Scripture tells us that some Christians such as Paul, Barnabas, Titus, Timothy and Aquila and Priscilla moved around from time to time, working with and, in the case of Aquila and Priscilla at least, hosting an ekklésia in various locations.

To my knowledge, the only text that comes even remotely close to the modern-day concept of “placing membership” is Acts 9:26, where Saul of Tarsus attempted to “join the disciples” in Jerusalem, but they were afraid of him, because of his fierce reputation of persecuting Christians. Even in this text, though, there is no indication to suggest that this “joining” was anything more than Saul simply trying to show up at an ekklésia comprised of Christians.

This is not surprising when you consider that, in the first century, there was Christianity, Judaism, and there was idolatry (paganism).

Everyone knew you were a Christian either when they saw you baptized, when your life was clearly different than those you’re around, and/or when you showed up to participate in an ekklésia of Christians. There was really no need to “place membership.”

Today, the word “Christian” means far less than it did in the first century.

Centuries of divisions, imposters, hypocrites, wars in the name of Jesus, indulgences, pursuit and abuse of governmental power, and other atrocities have given the world reason to blaspheme that blessed name of Christian.

If you told someoe you were a Christian in the first century, they knew exactly what that meant.

If you told someone today that you are a Christian, in many regions around the world, they would ask, “Yeah, but what denomination are you?”

Don’t Place Membership; Show Up

It is my conviction that, whenever possible, we need to imitate the first century example of how to live and function together as an ekklésia.

Therefore, if we want to “join an ekklésia,” just show up at the gathering.

If you regularly meet with a certain group of Christians, then you’re a part of that ekklésia each time you’re present. No formal announcement is needed.

This is Bigger Than a Single Tradition

The way we understand the ekklésia significantly impacts our view on other related subjects.

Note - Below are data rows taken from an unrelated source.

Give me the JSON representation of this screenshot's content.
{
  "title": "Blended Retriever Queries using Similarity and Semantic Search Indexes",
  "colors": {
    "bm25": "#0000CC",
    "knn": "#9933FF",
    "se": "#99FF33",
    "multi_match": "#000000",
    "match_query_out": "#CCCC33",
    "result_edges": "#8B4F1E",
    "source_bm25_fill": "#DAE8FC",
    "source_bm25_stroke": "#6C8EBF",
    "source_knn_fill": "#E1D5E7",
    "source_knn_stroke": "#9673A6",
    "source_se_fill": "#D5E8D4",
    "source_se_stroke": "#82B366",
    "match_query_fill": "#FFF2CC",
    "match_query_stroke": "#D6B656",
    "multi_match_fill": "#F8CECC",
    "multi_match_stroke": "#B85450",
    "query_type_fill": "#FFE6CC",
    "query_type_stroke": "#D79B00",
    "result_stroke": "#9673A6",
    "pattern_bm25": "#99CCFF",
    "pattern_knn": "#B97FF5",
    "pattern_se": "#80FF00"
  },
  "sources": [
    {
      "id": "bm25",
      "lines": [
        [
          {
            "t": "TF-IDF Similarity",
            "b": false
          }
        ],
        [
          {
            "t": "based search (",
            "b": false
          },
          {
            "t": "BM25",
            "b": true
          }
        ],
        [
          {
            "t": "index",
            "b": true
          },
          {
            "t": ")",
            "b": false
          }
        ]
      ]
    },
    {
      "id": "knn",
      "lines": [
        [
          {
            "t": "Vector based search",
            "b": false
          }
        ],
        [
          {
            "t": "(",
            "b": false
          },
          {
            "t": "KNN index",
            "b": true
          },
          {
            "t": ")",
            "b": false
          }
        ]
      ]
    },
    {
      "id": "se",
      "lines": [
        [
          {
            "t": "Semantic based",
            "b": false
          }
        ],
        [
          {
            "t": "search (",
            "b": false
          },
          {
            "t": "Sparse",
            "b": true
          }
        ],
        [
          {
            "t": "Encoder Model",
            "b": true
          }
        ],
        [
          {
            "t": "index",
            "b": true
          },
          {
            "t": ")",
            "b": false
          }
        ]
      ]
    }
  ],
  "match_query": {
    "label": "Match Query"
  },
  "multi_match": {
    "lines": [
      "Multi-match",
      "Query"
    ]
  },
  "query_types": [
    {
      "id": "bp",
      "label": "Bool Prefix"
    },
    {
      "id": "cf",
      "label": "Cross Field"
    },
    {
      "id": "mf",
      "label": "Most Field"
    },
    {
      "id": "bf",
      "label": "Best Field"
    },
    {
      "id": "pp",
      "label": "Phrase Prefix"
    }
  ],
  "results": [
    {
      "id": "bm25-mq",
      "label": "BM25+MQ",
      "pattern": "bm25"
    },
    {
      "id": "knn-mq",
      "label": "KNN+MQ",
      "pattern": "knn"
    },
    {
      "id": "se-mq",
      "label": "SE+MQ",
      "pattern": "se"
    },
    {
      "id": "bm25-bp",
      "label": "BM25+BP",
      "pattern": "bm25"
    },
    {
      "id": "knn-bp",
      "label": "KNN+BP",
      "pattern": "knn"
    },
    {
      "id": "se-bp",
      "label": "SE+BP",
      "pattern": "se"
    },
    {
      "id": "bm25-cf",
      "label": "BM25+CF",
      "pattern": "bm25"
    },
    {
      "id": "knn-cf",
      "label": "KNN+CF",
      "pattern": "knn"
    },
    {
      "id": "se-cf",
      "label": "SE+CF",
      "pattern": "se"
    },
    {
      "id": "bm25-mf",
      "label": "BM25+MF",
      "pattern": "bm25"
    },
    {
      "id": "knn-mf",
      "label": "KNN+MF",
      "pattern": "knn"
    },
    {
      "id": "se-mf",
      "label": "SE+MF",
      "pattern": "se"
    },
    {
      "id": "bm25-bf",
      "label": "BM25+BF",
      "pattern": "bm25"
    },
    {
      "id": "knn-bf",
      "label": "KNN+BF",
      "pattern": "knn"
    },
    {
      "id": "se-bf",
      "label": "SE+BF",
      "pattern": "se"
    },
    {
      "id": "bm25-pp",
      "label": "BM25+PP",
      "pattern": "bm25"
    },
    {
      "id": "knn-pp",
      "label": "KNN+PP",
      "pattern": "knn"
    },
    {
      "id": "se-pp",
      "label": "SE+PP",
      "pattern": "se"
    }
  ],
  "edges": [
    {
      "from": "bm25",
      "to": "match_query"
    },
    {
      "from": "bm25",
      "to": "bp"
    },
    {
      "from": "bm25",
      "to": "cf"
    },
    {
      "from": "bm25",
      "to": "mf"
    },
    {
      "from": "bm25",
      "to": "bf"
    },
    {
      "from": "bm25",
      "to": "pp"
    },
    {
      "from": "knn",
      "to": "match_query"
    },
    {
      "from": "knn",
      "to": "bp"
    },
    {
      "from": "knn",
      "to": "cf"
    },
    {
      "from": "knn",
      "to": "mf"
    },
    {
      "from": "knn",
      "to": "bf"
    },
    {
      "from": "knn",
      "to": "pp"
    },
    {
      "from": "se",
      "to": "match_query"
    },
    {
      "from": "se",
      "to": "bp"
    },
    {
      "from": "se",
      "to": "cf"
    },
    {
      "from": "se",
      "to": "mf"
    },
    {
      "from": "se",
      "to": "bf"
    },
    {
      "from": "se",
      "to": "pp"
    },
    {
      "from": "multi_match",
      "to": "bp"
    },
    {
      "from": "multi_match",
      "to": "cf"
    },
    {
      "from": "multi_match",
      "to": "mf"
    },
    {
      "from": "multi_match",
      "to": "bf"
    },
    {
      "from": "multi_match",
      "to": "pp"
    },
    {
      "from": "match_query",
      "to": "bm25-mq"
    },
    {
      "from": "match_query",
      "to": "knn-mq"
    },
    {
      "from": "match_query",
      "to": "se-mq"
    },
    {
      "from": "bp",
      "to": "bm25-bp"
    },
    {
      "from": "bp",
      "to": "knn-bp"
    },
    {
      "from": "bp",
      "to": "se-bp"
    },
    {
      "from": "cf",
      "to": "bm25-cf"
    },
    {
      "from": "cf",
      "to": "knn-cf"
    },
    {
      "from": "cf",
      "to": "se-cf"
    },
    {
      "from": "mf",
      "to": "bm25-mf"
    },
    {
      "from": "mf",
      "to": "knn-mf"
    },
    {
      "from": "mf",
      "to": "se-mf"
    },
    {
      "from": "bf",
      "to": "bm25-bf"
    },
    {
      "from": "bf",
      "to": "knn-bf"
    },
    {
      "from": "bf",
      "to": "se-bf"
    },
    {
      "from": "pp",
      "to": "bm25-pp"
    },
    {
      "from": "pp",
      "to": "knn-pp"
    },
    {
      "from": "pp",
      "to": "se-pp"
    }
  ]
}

The concept of formal membership skews our thinking and leads us further down a path different than what we see in Scripture.

Because of our church titles and our buildings, we tend to think of a congregation as being those individuals who:

  • Typically show up in this church building/location.
  • Contribute (or are expected to contribute) financially to the church (organization’s) treasury.
  • Have their names and contact information listed in the directory.
  • Have their picture included on a bulletin board.
  • Are expected to take an active role in the group, such as teaching Bible classes, leading singing, participating in the “worship services” (ugh, I hate that phrase), cutting the grass at the church building, helping to maintain the church building and property, and show up to special events such as revivals or “gospel meetings.”

Conversely, the opposites are also true in a system of formal membership.

Non-members (those who haven’t formally declared themselves “members” of a specific congregation):

  • May or may not frequently show up for this group’s ekklēsiai. Since they’re not “members” no one expects them to be present.
  • Aren’t expected to contribute financially to this group’s treasury. They shouldn’t be made to feel compelled to give since they aren’t “members,” and often statements in this regard are made during the assembly.
  • Don’t have their names and contact information listed in the directory.
  • Don’t have their picture on the bulletin board.
  • Aren’t expected to be active within the group or share in the workload.

Should this be so?

Does a formal announcement make a Christian any more a Christian than without it?

Does not “placing membership” make them any less a Christian, even if they are present at every ekklésia in a certain place?

In the eyes of Jesus, does a Christian have any less responsibility to His body if he hasn’t pledged allegiance to a particular church name?